A refinement to this method is to hold the airbrush at a 90° angle to spray the preshading, and to hold it at a 45° angle to spray the camouflage colours. Thus, camouflage colours cannot reach the bottom of the engraved panel lines and you get both the effects of pre-shading and washing.

A third method is post shading. You paint the camo as usual and then overspray panel lines with a slightly darkened camo coulour and/or panels with a lighter colour. Alternatively, you can mask along a panel line and spray ligthly over the line with Tamiya's X-19 Smoke.

You can also use pastel powders, or a sharp B or 2B paper pencil to

However, on a 1/72 model, panel lines are usually grossly out of scale and one sees all too often models that look like they've been lifted out of a 3D drafting program... Like always, check your references, on some planes, panel lines were almost invisible.

Reply to
Serge D. Grun

They're grossly out of scale in 1/48, 1/32, and 1/24 too - just not as bad...

Reply to
Al Superczynski

Which is why in 1/72 I think they should be done in a subdued fashion as much as possible.

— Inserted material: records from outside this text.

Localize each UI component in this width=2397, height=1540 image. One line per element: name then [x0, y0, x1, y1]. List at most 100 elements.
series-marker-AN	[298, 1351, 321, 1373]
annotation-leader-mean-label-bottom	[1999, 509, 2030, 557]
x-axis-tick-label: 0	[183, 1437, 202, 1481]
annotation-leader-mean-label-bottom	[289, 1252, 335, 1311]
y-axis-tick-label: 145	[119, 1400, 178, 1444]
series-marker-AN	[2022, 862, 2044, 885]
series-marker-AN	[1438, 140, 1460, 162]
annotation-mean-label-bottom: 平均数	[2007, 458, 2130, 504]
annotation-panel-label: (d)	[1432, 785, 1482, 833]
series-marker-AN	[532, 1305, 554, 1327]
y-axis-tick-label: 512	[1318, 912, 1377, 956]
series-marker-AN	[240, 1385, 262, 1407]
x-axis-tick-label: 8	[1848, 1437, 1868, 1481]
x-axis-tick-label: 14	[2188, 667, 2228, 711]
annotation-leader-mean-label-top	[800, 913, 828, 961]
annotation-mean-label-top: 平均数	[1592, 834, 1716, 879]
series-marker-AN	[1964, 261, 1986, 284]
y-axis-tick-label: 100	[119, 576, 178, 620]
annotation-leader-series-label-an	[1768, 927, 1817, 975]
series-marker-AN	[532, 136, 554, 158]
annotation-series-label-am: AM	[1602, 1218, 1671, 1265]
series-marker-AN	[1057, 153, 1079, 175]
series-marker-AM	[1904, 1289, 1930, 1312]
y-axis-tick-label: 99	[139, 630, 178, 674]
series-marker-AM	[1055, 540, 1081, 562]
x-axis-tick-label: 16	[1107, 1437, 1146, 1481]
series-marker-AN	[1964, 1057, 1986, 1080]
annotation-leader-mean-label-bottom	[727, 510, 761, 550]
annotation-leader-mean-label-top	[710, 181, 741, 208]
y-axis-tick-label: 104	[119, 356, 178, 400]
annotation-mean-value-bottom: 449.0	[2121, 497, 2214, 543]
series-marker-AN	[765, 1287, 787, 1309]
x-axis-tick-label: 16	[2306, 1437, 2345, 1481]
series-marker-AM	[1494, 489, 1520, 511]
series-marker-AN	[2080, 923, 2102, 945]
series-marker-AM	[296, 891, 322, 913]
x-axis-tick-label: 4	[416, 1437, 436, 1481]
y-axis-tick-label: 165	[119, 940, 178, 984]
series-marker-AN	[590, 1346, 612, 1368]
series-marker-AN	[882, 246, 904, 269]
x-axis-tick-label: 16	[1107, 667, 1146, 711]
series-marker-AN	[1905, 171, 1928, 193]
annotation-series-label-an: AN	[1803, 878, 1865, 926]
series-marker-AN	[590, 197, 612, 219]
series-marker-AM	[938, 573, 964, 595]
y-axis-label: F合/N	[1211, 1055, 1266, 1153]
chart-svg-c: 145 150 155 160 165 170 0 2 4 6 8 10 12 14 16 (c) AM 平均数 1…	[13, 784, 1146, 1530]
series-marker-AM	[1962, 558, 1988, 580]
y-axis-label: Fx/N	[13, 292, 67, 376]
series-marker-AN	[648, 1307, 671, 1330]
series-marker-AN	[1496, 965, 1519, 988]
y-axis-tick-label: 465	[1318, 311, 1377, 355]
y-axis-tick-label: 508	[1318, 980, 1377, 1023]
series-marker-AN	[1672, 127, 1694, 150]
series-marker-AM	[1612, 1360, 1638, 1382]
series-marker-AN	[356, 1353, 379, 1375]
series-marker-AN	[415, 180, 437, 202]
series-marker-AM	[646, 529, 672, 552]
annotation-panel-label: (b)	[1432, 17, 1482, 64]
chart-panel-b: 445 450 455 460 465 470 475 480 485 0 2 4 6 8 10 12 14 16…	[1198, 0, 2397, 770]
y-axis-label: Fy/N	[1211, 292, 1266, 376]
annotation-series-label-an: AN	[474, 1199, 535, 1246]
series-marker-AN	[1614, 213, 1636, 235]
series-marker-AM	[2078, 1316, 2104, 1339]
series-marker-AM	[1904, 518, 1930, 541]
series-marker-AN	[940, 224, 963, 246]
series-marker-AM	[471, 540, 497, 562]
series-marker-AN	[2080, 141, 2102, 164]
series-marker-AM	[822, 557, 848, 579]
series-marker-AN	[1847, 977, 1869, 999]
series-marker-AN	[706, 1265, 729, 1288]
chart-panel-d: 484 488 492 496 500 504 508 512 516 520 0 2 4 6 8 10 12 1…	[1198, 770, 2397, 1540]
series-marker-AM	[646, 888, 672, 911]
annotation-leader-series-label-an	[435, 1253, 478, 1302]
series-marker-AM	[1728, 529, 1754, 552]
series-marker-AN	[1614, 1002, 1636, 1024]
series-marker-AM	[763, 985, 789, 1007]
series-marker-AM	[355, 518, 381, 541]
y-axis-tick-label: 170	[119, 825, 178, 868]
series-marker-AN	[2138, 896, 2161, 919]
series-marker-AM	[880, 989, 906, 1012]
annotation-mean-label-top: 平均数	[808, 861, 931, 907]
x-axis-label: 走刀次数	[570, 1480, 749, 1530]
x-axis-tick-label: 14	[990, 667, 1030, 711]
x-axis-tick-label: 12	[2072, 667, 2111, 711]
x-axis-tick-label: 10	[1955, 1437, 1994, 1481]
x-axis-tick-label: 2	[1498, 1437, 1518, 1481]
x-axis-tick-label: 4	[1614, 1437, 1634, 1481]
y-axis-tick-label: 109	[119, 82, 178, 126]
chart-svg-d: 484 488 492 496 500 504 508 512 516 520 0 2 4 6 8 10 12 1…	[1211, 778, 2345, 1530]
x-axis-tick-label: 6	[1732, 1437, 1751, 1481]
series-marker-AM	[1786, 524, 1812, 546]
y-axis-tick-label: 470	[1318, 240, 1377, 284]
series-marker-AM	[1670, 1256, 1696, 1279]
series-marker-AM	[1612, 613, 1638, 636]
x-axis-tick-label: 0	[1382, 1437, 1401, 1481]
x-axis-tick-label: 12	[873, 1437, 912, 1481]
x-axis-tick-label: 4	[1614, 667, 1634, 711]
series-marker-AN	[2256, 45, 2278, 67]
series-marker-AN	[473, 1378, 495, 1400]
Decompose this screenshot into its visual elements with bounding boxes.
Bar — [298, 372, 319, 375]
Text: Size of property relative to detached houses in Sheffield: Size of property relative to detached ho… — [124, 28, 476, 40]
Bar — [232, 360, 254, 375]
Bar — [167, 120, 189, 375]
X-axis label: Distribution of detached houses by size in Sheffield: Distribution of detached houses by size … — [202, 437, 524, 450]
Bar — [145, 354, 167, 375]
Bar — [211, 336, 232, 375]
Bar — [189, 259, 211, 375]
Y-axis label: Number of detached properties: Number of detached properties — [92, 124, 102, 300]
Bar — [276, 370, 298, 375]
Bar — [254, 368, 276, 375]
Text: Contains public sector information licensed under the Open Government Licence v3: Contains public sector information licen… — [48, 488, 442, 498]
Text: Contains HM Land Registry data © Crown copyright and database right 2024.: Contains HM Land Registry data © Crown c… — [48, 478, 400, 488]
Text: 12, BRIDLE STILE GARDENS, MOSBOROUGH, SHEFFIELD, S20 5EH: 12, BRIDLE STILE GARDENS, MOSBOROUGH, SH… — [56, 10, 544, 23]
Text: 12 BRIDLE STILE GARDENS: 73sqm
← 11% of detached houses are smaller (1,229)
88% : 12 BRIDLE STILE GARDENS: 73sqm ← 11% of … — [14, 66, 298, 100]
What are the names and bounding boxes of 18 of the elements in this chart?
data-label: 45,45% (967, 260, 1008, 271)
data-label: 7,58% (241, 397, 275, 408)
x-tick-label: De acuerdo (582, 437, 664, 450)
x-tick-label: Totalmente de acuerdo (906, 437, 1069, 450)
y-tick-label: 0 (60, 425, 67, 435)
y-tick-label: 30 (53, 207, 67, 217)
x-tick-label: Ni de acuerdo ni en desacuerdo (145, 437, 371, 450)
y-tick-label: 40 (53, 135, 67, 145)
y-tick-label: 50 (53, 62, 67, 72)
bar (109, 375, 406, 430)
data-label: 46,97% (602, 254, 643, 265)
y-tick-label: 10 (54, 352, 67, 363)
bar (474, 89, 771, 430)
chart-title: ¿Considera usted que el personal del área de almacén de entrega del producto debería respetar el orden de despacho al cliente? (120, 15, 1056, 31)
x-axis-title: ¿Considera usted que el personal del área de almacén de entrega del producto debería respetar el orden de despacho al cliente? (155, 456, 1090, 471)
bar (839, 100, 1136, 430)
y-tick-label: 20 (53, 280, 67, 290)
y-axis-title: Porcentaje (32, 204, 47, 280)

No# 2 or 4 pencil with a very sharp point would be worth a try to me ;)

Reply to
AM

Did that on a 1/72 F/A-18D; and on my 1/32 Hunter and first 1/32 F-14A. I can post a couple shots on ABMS if you'd like to see the results. I could have used a finer point on the 1/72 Hornet, I think...

I've been using an HB drafting pencil for all of my panel lines in all scales for some time now. I have an umber one, but I haven't tried it out yet.